First the good news: fewer companies are carrying around the burden of a going-concern qualification. Based on regulatory filings as of May 31, research firm Audit Analytics predicts that a total of 2,875 companies will report that their auditors expressed doubts about their viability for their 2010 financial reports. That would be a slight decrease from the previous year and a 13.6% fall from the peak number of qualified audit opinions made in 2008. “Companies are getting out of this bad cycle,” says Don Whalen, director of research at Audit Analytics, which looked only at companies registered with the Securities and Exchange Commission.
Now the bad news: the numbers are still high. And the drop in qualifications has more to do with companies dropping out of the public-company sector, being acquired, or — confirming their auditors’ predictions — going bankrupt. For example, of the 2,994 companies that filed a going-concern qualification in 2009, 172 terminated their SEC registrations
Fewer companies that filed a qualified audit opinion in 2010 were rejoining or were new to the group. In fact, the number of “new” going-concern qualifications has decreased every year since 2007 and has hit its lowest number for the past decade. Audit Analytics estimates that 28% of the companies with a going-concern qualification in 2010 did not have a qualified audit opinion in 2009. On the other hand, more than half of companies that filed a qualified audit opinion for their doubtful going-concern status in 2010 also did so in both 2008 and 2009.

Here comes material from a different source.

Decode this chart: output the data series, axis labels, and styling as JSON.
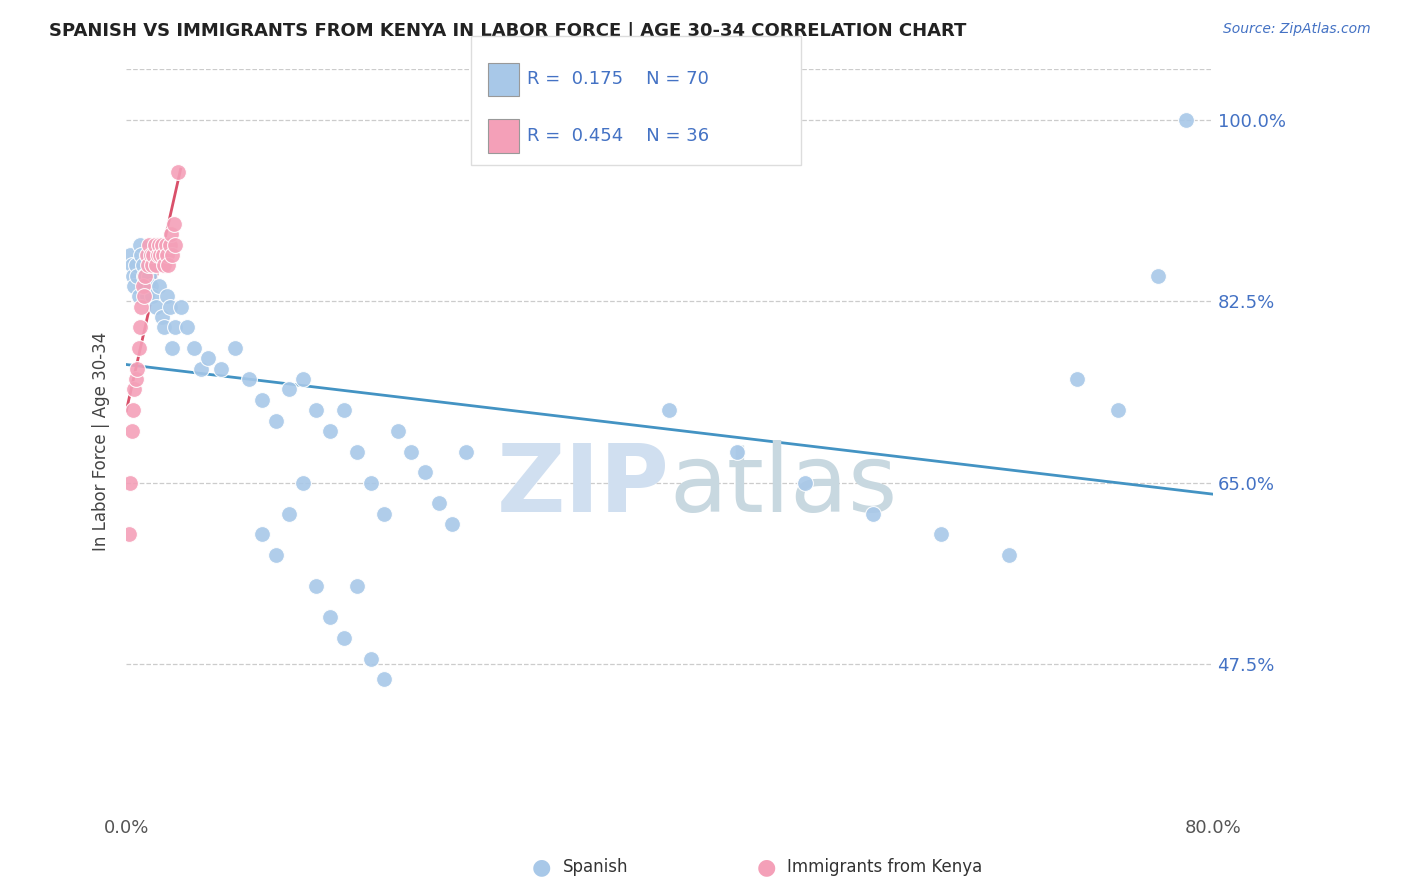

Auditors consider several factors during their reviews that may lead them to predict a company’s demise is imminent. Among them: recurring operating losses, working capital deficiencies, loan defaults, unlikely prospects for more financing, and work stoppages. Auditors also consider external issues, such as legal proceedings and the loss of a key customer or supplier
Just over half of the qualified audit opinions made last year listed net operating loss as a reason for their doubts about their clients’ future. Other top reasons included the status of developing companies (mentioned in 1,027 of the opinions), working capital deficiencies (884), and net losses since inception (732).